# Gaggia Classic solenoid (?)



## agfoxx (Apr 29, 2017)

Dear all, I know this has been discussed ad nauseam here, but I thought I'd still ask.

I purchased a used Gaggia Classic from eBay. The previous owner assured me the solenoid had been changed - there is a receipt to prove it. Work was done in August last year.

I have thoroughly cleaned/descaled the machine using a blind filter (is that what it's called?) etc. I have also replaced the shower screen.

However, water flow, even without any grinds in the portafilter, is horribly slow. It takes about 40 seconds for 100 grams of water to pour through.

If it's not the solenoid, and if all has been descaled/changed, what else can I do to fix things?

Thank you!


----------



## El carajillo (Mar 16, 2013)

De-scaling is not done with a blind filter basket. The blind filter basket is used with cleaning material ( Puly Caff or similar to remove coffee oil from the head and discharge passage).

De- scaling is using Gaggia descaler or similar mixed in the water tank , run throgh into the machine then left to stand to dissolve the scale in the boiler.

Then flushed out and re-flushed with fresh water.

Your problem could be a tint particle of scale lodged in the solenoid restricting / partially blocking the outlet. If it is this it will probably require the solenoid removing and FULLY taking apart to clean it out. DO NOT PROD with wire etc or you may cause more problems / damage.


----------



## agfoxx (Apr 29, 2017)

Spent a few hours today completely taking the machine apart, soaking everything in descaler, then putting everything together again (I already had the gaskets).
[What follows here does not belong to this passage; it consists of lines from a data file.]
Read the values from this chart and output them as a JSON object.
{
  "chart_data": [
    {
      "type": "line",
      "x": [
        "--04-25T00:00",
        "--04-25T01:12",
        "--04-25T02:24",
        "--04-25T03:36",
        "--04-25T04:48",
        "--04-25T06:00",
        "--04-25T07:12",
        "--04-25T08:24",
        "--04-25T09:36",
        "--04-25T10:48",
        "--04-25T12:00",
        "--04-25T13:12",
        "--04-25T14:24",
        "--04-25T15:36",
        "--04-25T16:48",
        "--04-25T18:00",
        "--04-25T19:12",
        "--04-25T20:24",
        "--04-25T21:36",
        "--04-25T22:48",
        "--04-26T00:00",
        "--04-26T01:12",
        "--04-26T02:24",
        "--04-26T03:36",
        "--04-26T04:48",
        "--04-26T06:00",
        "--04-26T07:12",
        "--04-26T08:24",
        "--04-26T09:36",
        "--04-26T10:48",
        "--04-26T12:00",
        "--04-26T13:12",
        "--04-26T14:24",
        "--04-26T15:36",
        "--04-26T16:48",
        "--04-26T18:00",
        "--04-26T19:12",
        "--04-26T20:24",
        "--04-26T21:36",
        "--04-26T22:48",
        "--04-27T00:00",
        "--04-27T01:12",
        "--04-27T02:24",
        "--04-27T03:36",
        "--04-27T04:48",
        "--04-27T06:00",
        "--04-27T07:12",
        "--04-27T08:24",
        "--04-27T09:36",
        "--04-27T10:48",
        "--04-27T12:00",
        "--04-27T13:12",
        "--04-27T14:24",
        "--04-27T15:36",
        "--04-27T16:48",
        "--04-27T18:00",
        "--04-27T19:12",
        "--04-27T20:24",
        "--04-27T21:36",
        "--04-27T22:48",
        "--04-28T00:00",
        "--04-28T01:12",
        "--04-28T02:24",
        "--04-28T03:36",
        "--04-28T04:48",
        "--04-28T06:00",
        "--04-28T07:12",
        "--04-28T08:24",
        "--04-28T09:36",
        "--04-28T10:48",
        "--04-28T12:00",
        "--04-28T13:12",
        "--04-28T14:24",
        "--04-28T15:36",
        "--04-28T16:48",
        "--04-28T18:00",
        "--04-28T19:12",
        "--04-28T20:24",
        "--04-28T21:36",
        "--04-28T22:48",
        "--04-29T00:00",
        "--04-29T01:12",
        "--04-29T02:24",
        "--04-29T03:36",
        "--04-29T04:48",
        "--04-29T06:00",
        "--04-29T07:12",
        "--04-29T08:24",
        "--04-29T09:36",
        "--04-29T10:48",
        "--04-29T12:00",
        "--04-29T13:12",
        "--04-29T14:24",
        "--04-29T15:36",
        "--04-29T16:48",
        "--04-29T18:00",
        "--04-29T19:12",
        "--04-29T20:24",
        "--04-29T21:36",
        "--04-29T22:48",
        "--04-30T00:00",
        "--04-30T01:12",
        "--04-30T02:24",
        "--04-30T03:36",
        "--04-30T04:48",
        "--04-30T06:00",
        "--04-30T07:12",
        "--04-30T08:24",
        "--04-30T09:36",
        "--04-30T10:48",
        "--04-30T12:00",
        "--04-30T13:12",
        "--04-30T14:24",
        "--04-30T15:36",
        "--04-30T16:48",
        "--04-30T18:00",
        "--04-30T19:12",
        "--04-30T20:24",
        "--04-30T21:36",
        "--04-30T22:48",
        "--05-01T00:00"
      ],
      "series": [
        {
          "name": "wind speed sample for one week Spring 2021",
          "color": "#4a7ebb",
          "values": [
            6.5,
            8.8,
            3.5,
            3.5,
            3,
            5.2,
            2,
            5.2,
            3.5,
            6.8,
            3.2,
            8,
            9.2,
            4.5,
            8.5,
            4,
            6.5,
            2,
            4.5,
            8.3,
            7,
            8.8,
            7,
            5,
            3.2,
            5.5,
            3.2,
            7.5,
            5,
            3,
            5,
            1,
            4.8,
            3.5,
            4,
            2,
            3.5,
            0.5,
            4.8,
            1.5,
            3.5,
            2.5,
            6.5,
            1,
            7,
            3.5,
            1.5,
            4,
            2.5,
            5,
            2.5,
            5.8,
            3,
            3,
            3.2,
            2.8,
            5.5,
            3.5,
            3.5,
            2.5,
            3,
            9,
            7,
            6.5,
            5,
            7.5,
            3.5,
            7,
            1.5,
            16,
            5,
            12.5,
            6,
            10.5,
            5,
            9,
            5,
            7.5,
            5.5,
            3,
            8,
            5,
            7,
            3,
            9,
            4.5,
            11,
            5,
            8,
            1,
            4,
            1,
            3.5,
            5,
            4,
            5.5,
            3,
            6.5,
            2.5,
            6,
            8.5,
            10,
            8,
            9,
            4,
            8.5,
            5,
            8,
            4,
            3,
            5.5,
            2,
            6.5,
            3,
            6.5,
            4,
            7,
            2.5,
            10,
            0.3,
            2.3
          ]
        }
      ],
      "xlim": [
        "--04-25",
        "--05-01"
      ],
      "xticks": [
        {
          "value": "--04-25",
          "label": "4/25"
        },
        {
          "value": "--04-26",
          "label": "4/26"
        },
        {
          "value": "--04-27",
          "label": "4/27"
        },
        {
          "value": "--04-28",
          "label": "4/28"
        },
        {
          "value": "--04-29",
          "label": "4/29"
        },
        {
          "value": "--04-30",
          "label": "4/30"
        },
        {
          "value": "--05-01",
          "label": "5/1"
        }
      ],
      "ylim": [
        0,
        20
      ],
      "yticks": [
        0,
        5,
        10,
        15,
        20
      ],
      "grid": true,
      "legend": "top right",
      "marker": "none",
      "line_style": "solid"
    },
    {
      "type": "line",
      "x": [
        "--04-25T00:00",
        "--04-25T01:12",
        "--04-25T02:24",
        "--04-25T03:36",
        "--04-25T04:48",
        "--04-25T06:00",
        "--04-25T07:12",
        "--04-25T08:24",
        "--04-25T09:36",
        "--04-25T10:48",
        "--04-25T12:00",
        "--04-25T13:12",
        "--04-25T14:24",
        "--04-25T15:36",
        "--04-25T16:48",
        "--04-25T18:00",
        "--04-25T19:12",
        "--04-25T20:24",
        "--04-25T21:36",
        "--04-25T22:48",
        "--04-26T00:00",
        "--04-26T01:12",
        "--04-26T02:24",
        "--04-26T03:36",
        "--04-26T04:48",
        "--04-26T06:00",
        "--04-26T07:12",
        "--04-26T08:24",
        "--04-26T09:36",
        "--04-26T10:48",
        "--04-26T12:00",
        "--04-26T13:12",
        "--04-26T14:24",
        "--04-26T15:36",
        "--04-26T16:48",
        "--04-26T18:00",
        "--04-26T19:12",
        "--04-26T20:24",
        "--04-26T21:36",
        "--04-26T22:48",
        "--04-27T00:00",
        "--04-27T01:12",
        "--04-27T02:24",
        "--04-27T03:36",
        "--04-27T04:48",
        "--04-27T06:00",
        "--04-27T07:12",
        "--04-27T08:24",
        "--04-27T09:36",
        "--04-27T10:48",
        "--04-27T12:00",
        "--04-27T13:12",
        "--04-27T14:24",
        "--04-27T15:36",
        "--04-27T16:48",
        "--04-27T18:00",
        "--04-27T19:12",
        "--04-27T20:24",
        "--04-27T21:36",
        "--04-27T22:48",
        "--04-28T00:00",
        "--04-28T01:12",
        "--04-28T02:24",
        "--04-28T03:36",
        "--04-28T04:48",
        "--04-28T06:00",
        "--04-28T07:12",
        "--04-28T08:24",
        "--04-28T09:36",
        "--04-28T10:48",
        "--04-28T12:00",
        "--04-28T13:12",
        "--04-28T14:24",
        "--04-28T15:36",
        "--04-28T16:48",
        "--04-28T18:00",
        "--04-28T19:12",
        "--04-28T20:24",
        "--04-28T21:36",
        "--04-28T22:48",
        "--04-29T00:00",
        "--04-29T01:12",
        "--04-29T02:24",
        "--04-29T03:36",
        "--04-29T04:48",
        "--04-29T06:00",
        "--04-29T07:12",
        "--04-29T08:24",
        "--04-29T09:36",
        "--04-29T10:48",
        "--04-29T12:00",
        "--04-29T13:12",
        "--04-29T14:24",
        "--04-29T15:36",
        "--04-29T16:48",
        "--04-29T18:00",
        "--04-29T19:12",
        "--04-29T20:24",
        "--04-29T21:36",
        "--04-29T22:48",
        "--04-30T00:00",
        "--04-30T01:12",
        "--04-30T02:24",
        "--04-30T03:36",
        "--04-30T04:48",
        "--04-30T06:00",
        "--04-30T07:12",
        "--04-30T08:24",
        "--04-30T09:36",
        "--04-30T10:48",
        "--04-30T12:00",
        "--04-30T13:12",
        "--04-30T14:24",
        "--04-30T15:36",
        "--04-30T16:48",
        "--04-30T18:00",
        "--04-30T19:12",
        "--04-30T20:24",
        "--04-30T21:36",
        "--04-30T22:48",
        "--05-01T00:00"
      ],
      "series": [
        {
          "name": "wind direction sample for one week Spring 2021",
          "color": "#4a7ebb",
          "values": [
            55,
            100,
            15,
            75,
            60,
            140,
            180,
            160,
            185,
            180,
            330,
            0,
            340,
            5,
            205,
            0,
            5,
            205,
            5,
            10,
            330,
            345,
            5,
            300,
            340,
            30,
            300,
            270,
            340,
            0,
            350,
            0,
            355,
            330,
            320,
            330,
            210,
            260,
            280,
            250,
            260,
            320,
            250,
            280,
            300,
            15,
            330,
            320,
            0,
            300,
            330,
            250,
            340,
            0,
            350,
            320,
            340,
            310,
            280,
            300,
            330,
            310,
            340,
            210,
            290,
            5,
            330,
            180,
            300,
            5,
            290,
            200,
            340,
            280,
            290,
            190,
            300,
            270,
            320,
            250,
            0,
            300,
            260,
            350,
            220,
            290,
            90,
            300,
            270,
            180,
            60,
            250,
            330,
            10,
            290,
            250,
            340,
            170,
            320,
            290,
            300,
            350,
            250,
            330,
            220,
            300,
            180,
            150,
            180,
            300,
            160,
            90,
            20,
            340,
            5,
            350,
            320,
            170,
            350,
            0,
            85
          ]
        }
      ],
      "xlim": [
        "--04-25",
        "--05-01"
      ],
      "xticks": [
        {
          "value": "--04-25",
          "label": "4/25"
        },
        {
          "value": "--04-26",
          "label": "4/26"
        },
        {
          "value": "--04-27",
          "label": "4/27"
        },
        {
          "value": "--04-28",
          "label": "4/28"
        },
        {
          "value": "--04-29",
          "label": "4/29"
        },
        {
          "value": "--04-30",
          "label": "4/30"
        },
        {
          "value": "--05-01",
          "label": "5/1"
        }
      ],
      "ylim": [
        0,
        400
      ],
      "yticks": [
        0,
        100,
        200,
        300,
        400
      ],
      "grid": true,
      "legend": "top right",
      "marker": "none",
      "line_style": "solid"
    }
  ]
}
The Allen bolts under the shower screen were devils to undo, and when I did unscrew them, I got a ton of dust, lime particles etc. flying right into my face. The gasket was incredibly stiff, - I had to use a small screw to pull it out.

After all the work, and after replacing everything that needed replacing, it works marvelously.

So - phew.


----------



## russe11 (May 12, 2012)

The beauty of the Gaggia Classic... With a bit of effort/care they can be very rewarding. A great first step on the coffee ladder!


----------